O cozinheiro não está ileso de cometer erros. O que ele não pode é subjugar-se às tensões de um ambiente carregado. No sábado à noite, por conta do ânimo esmorecido, violei o preceito que considerava religioso - partilhar meu amor através da comida que faço. Bem que a geléia de azeitonas pretas traria mais dignidade ao petisco de boas-vindas se acompanhasse o contraste púrpuro da confettura di radicchio, a surpresa de uns dias atrás. Se, ao modelar os bolinhos de ricota, eu tivesse o capricho de reservar apenas quatro folhas de manjericão para a decoração e se salpicasse a sopa de pimentões amarelos com uma emulsão rubra de azeite e pimenta malagueta, alcançaria já no prato de entrada o ápice do jantar. Se deixássemos vazar os sentimentos desse nosso relacionamento mudo de agora e planejássemos mutuamente a disposição dos ingredientes, teríamos levado um outro prato principal à mesa. Mas não, o filé de peixe se refugiou sob a montanha amarelo-pálida do purê de batatas, assim como, quietinho, alguém finge dormir quando o companheiro entra no quarto. Por fim, o sumo quente e pontilhado de um figo gratinado teria sido o apelo sensual ideal para livrar o sorvete de turrón da sua feição tão enfadonha. Foi mesmo uma sorte que uma bola não acabou na testa de algum convidado, pois se não fosse a discussão acalorada sobre as mudanças climáticas, alguém, certamente, dormiria sobre o prato.

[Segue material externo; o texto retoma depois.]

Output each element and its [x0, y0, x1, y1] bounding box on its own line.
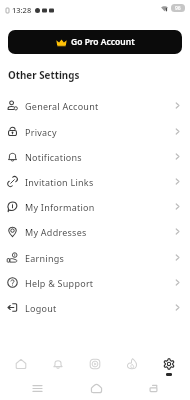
- button[interactable]: Logout: [0, 295, 190, 320]
- staticText: Earnings: [25, 252, 65, 264]
- button[interactable]: My Information: [0, 194, 190, 219]
- button[interactable]: Notifications: [43, 348, 73, 378]
- button[interactable]: Settings: [154, 348, 184, 378]
- staticText: Other Settings: [8, 69, 80, 82]
- staticText: 13:28: [12, 5, 32, 15]
- button[interactable]: Recents: [27, 378, 47, 398]
- staticText: Invitation Links: [25, 176, 94, 188]
- staticText: Logout: [25, 302, 57, 314]
- button[interactable]: Go Pro Account: [8, 30, 182, 54]
- button[interactable]: Privacy: [0, 119, 190, 144]
- button[interactable]: Videos: [80, 348, 110, 378]
- button[interactable]: My Addresses: [0, 219, 190, 244]
- button[interactable]: Home: [6, 348, 36, 378]
- staticText: Go Pro Account: [71, 36, 135, 48]
- staticText: 96: [175, 5, 181, 12]
- button[interactable]: General Account: [0, 93, 190, 118]
- staticText: Notifications: [25, 151, 82, 163]
- button[interactable]: Home: [86, 378, 106, 398]
- button[interactable]: Help & Support: [0, 270, 190, 295]
- staticText: General Account: [25, 100, 99, 112]
- staticText: Privacy: [25, 126, 57, 138]
- button[interactable]: Invitation Links: [0, 169, 190, 194]
- staticText: My Addresses: [25, 226, 87, 238]
- staticText: Help & Support: [25, 277, 94, 289]
- button[interactable]: Notifications: [0, 144, 190, 169]
- staticText: My Information: [25, 201, 95, 213]
- button[interactable]: Earnings: [0, 245, 190, 270]
- button[interactable]: Back: [143, 378, 163, 398]
- button[interactable]: Trending: [117, 348, 147, 378]
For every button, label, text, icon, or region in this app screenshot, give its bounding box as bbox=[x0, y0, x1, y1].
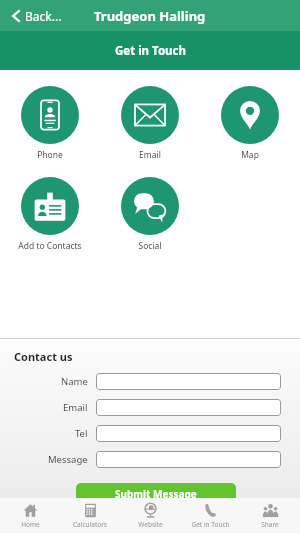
button[interactable]: Home bbox=[0, 498, 60, 533]
button[interactable] bbox=[96, 425, 281, 442]
staticText: Social bbox=[138, 240, 162, 252]
button[interactable] bbox=[96, 399, 281, 416]
button[interactable] bbox=[96, 373, 281, 390]
staticText: Message bbox=[48, 453, 88, 466]
staticText: Phone bbox=[37, 149, 63, 161]
staticText: Email bbox=[139, 149, 161, 161]
staticText: Contact us bbox=[14, 349, 73, 364]
button[interactable]: Calculators bbox=[60, 498, 120, 533]
button[interactable]: Map bbox=[200, 86, 300, 161]
button[interactable]: Get in Touch bbox=[0, 31, 300, 70]
staticText: Get in Touch bbox=[115, 43, 186, 59]
button[interactable]: Back... bbox=[10, 4, 64, 28]
staticText: Trudgeon Halling bbox=[94, 7, 206, 25]
staticText: Submit Message bbox=[115, 487, 197, 501]
button[interactable]: Get in Touch bbox=[180, 498, 240, 533]
staticText: Calculators bbox=[73, 520, 107, 529]
staticText: Map bbox=[241, 149, 259, 161]
staticText: Website bbox=[138, 520, 163, 529]
staticText: Get in Touch bbox=[191, 520, 230, 529]
staticText: Home bbox=[21, 520, 40, 529]
button[interactable]: Email bbox=[100, 86, 200, 161]
button[interactable]: Submit Message bbox=[76, 483, 236, 505]
button[interactable] bbox=[96, 451, 281, 468]
staticText: Email bbox=[63, 401, 88, 414]
button[interactable]: Website bbox=[120, 498, 180, 533]
staticText: Add to Contacts bbox=[18, 240, 82, 252]
staticText: Share bbox=[261, 520, 279, 529]
button[interactable]: Social bbox=[100, 177, 200, 252]
button[interactable]: Phone bbox=[0, 86, 100, 161]
button[interactable]: Add to Contacts bbox=[0, 177, 100, 252]
button[interactable]: Share bbox=[240, 498, 300, 533]
staticText: Back... bbox=[25, 8, 62, 24]
staticText: Tel bbox=[75, 427, 88, 440]
staticText: Name bbox=[61, 375, 88, 388]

Toda essa tragédia monocromática não só afetou a beleza dos pratos como também, e incontestavelmente, influenciou o sabor do que foi servido. Embora nenhum daltônico estivesse sentado à nossa mesa, é possível imaginar que, por não se ater ao que foi apresentado à sua vista, tivesse a chance de sentir o verdadeiro sabor da comida antes de qualquer um dali. E por não perder tempo com questões estéticas para as quais não teria respostas, é que por primeiro perguntaria onde teria parado a alma daquele jantar.

8 comentários:

Juliana Vermelho Martins disse...

Quando estou cozinhando com raiva, ou irritada, ou de saco cheio, sei que a comida vai ficar horrível. Em vão tento pensar "se eu não colocar AMOR no que estou fazendo, não vai ficar bom". É inútil. Melhor ligar para a pizzaria.

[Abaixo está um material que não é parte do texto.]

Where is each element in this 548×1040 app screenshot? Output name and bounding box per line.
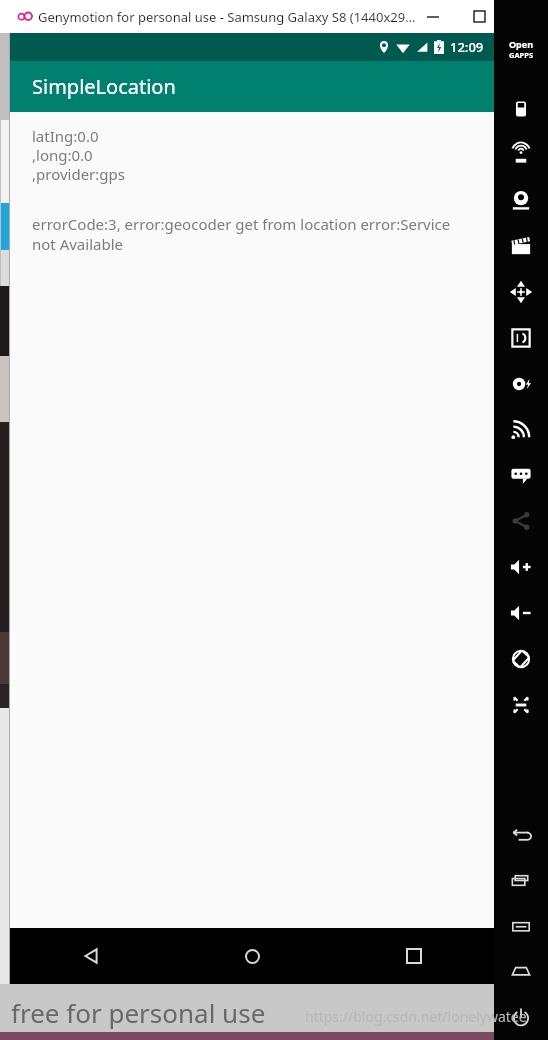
button[interactable]: 1:1 scale	[494, 688, 548, 722]
staticText: Open	[509, 38, 534, 50]
staticText: GAPPS	[509, 50, 534, 60]
button[interactable]: Camera	[494, 183, 548, 217]
staticText: latIng:0.0 ,long:0.0 ,provider:gps	[32, 126, 125, 185]
button[interactable]: Menu	[494, 910, 548, 944]
button[interactable]: Identifiers	[494, 321, 548, 355]
staticText: SimpleLocation	[32, 73, 176, 100]
button[interactable]: Minimize	[410, 0, 456, 33]
button[interactable]: Back	[494, 818, 548, 852]
button[interactable]: Share	[494, 504, 548, 538]
staticText: Genymotion for personal use - Samsung Ga…	[38, 8, 416, 26]
button[interactable]: Rotate	[494, 642, 548, 676]
button[interactable]: Power	[494, 1000, 548, 1034]
button[interactable]: Maximize	[456, 0, 502, 33]
button[interactable]: Home	[172, 928, 333, 984]
button[interactable]: Phone / SMS	[494, 458, 548, 492]
button[interactable]: Recents	[333, 928, 494, 984]
staticText: 12:09	[450, 38, 484, 56]
staticText: free for personal use	[11, 995, 266, 1030]
button[interactable]: Screen recorder	[494, 229, 548, 263]
button[interactable]: Volume up	[494, 550, 548, 584]
button[interactable]: Network	[494, 412, 548, 446]
button[interactable]: Disk IO / baseband	[494, 367, 548, 401]
button[interactable]: Battery	[494, 92, 548, 126]
button[interactable]: Back	[10, 928, 172, 984]
button[interactable]: Home	[494, 954, 548, 988]
button[interactable]: Accelerometer	[494, 275, 548, 309]
staticText: https://blog.csdn.net/lonelywatee	[305, 1007, 527, 1026]
button[interactable]: Open GAPPS	[494, 38, 548, 60]
button[interactable]: GPS	[494, 137, 548, 171]
button[interactable]: SimpleLocation	[10, 61, 494, 112]
staticText: errorCode:3, error:geocoder get from loc…	[32, 214, 476, 254]
button[interactable]: Volume down	[494, 596, 548, 630]
button[interactable]: Recents	[494, 864, 548, 898]
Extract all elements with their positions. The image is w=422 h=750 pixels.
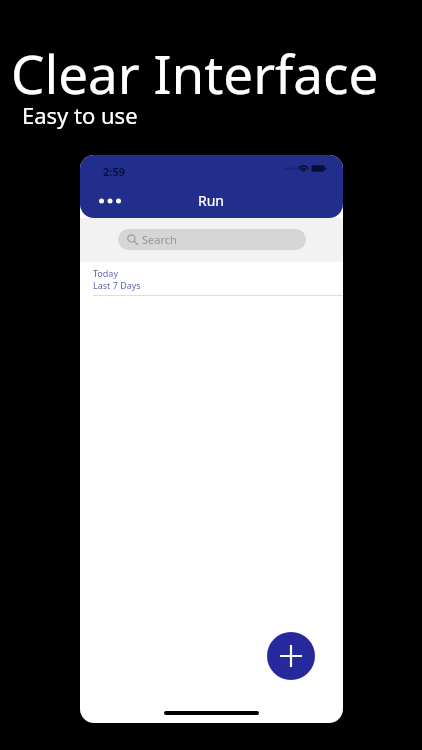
staticText: Clear Interface [11,37,379,109]
button[interactable]: Today [80,262,343,295]
staticText: Last 7 Days [93,279,141,291]
button[interactable]: Search [118,229,306,250]
button[interactable]: More options [93,186,127,216]
staticText: Today [93,267,118,279]
staticText: Run [198,191,225,210]
staticText: Easy to use [22,100,138,130]
staticText: Search [142,232,177,247]
staticText: 2:59 [103,164,125,179]
button[interactable]: Add [267,632,315,680]
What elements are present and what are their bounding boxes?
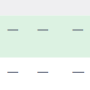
button[interactable]: Today (4, 67, 22, 79)
button[interactable]: This week (34, 67, 52, 79)
button[interactable]: This month (69, 67, 88, 79)
button[interactable]: Activity (34, 24, 52, 36)
button[interactable]: Overview (4, 24, 22, 36)
button[interactable]: Reports (69, 24, 87, 36)
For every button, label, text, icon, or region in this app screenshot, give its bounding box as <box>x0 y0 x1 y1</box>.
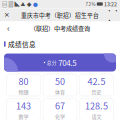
staticText: ••• <box>106 5 120 25</box>
button[interactable]: 42.5 <box>80 74 114 96</box>
staticText: 总分 <box>47 59 57 66</box>
staticText: 143 <box>16 99 31 112</box>
staticText: 重庆市中考（职招）招生平台 <box>21 11 99 19</box>
button[interactable]: 143 <box>6 98 40 120</box>
staticText: 72% <box>86 1 96 7</box>
staticText: ▨ <box>8 0 13 8</box>
staticText: ◣ <box>14 0 19 8</box>
staticText: 体育 <box>55 88 65 95</box>
staticText: ✕ <box>4 11 10 19</box>
staticText: 成绩信息 <box>8 39 36 49</box>
button[interactable]: Close <box>0 8 14 22</box>
staticText: ‹ <box>7 21 10 35</box>
button[interactable]: 50 <box>43 74 77 96</box>
staticText: 50 <box>55 74 65 88</box>
staticText: 数学 <box>18 113 28 120</box>
staticText: 语文 <box>92 113 102 120</box>
staticText: 13:22 <box>104 0 117 8</box>
staticText: 42.5 <box>88 74 106 88</box>
staticText: ▤ <box>2 0 7 8</box>
staticText: 128.5 <box>85 99 108 112</box>
staticText: （联招）中考成绩查询 <box>30 24 90 32</box>
staticText: ● <box>33 0 38 8</box>
button[interactable]: 80 <box>6 74 40 96</box>
staticText: 704.5 <box>58 57 76 68</box>
button[interactable]: 67 <box>43 98 77 120</box>
staticText: ▲ <box>21 0 26 8</box>
staticText: 物理 <box>18 88 28 95</box>
button[interactable]: 128.5 <box>80 98 114 120</box>
staticText: 化学 <box>55 113 65 120</box>
button[interactable]: More options <box>106 8 120 22</box>
staticText: 67 <box>55 99 65 112</box>
button[interactable]: Back <box>0 22 17 34</box>
staticText: 80 <box>18 74 28 88</box>
staticText: 历史 <box>92 88 102 95</box>
staticText: ◆ <box>27 0 32 8</box>
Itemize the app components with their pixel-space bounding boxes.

É muita responsabilidade nas costas de quem pilota o fogão, mas é real. Quando estamos "cinza" por dentro, a comida sairá cinza. Se temos vida correndo nas veias, ela se manifestará até mesmo num miojo.

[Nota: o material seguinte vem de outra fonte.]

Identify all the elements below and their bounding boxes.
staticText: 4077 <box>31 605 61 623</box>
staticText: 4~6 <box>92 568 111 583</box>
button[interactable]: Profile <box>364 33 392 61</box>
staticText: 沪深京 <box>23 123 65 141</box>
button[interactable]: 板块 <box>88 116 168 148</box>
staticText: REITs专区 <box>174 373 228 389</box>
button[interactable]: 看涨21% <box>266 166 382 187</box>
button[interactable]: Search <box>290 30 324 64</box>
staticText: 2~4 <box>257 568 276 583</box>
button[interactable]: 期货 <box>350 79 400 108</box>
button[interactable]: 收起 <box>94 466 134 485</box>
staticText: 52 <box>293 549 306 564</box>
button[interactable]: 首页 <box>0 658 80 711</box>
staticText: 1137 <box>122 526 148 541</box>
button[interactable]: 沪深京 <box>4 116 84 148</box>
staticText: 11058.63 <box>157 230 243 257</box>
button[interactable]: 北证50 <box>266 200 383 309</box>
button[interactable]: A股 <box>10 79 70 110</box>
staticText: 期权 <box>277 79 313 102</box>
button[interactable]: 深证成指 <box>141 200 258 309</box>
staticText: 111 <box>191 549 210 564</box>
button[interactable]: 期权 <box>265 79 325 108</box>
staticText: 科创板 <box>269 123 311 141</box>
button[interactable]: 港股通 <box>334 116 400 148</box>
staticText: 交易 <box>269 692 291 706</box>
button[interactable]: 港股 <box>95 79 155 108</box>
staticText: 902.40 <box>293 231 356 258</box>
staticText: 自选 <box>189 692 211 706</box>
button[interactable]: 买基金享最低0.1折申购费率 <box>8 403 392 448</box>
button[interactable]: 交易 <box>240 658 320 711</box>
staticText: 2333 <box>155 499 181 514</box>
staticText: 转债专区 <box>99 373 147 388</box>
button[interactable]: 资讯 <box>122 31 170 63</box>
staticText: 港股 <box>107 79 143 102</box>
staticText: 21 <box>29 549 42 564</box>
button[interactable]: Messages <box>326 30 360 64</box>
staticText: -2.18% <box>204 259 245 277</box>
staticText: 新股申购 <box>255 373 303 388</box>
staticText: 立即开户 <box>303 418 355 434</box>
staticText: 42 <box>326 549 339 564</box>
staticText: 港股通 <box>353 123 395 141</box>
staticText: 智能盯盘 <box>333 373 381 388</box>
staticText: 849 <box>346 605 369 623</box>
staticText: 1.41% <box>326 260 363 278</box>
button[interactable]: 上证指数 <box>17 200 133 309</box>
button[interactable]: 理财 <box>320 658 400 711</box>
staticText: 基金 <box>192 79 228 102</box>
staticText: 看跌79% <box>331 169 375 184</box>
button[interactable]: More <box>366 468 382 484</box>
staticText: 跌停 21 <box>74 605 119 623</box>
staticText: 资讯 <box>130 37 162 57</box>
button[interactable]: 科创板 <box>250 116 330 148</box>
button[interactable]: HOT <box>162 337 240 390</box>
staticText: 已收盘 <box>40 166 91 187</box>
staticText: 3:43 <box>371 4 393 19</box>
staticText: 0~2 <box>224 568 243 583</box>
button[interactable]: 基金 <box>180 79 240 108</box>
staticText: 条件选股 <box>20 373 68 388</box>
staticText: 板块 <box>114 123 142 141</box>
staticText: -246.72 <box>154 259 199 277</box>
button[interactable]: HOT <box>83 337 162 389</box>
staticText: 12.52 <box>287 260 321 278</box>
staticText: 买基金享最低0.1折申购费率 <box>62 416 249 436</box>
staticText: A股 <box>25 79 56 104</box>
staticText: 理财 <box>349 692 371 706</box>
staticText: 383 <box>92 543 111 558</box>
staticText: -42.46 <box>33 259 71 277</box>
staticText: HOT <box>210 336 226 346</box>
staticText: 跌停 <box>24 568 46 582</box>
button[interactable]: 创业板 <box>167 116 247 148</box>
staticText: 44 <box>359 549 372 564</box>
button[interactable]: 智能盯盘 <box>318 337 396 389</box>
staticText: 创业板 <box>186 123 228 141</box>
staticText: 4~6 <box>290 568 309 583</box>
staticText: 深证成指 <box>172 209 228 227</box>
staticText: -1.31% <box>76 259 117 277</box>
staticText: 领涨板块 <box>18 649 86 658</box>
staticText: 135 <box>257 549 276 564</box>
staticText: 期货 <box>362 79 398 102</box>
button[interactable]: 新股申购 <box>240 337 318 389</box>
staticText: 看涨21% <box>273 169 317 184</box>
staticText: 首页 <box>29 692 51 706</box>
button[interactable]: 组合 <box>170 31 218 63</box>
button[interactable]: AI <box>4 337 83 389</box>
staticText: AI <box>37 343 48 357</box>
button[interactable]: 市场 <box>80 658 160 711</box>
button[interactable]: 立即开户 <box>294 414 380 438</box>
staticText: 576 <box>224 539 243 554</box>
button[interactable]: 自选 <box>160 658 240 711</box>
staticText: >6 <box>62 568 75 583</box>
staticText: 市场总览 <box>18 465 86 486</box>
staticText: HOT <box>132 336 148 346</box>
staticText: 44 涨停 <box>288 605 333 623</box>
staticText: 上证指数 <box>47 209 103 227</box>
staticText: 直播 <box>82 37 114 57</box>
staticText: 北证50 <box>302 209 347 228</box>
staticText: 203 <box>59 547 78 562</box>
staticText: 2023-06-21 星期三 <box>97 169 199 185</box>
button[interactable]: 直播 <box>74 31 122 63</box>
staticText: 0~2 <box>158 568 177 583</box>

Mas os jantares cinza são necessários. Eles precisam existir ao lado dos jantares multicoloridos, para que estes tenham todo o seu valor...

Bergamo disse...

Moustache,
Não sou daltônico, e nem sempre tenho todos os meus sentidos intensificados, mas, sim!!...vejo beleza no seu jantar monocromático. A inspiração pode vir de uma única cor, de uma única forma. Quem sabe essa não seja a chave para abrirmos outros caminhos e sensações?
Abraços de um fã (curto muito o que escreve),
Bergamo

Sarah disse...

Olaaaa
Achei seu blog e já te digo que adorei!PArabens!
Bjos, Sarinha

Joyce Galvão disse...

tragédia monocromatica?
os pratos mais aclamados da europa tem sido monocromáticos sabia? adoro!

beijosss

Tânia N. disse...

Amamos o post!Lindo e extremamente poético!

Juliana Lobo disse...

Preciso dizer, seu blog é simplesmente fantástico! Amor ä primeira vista!

Bergamo disse...

Moustache,
A sua idéia foi extraordinária. Muito mais que chique...realmente muito mais...
Abraços,
Bergamo

Bigode de chocolade disse...

Juliana, bom foi reconhecer as emoções negativas através do jantar, antes eu não as reconheci em mim ou nos meus convidados. Se não fosse assim poderia ter virado indigestão.

Bergamo, você tem razão. Muitas vezes até experimentar a ausência do gosto também nos abre portas a outras sensações. Obrigado.

Joyce, vamos com calma. Acho que vou ter de mudar a lâmpada da sala de jantar. Beijo.

Obrigado a todos que pintaram por aqui!!!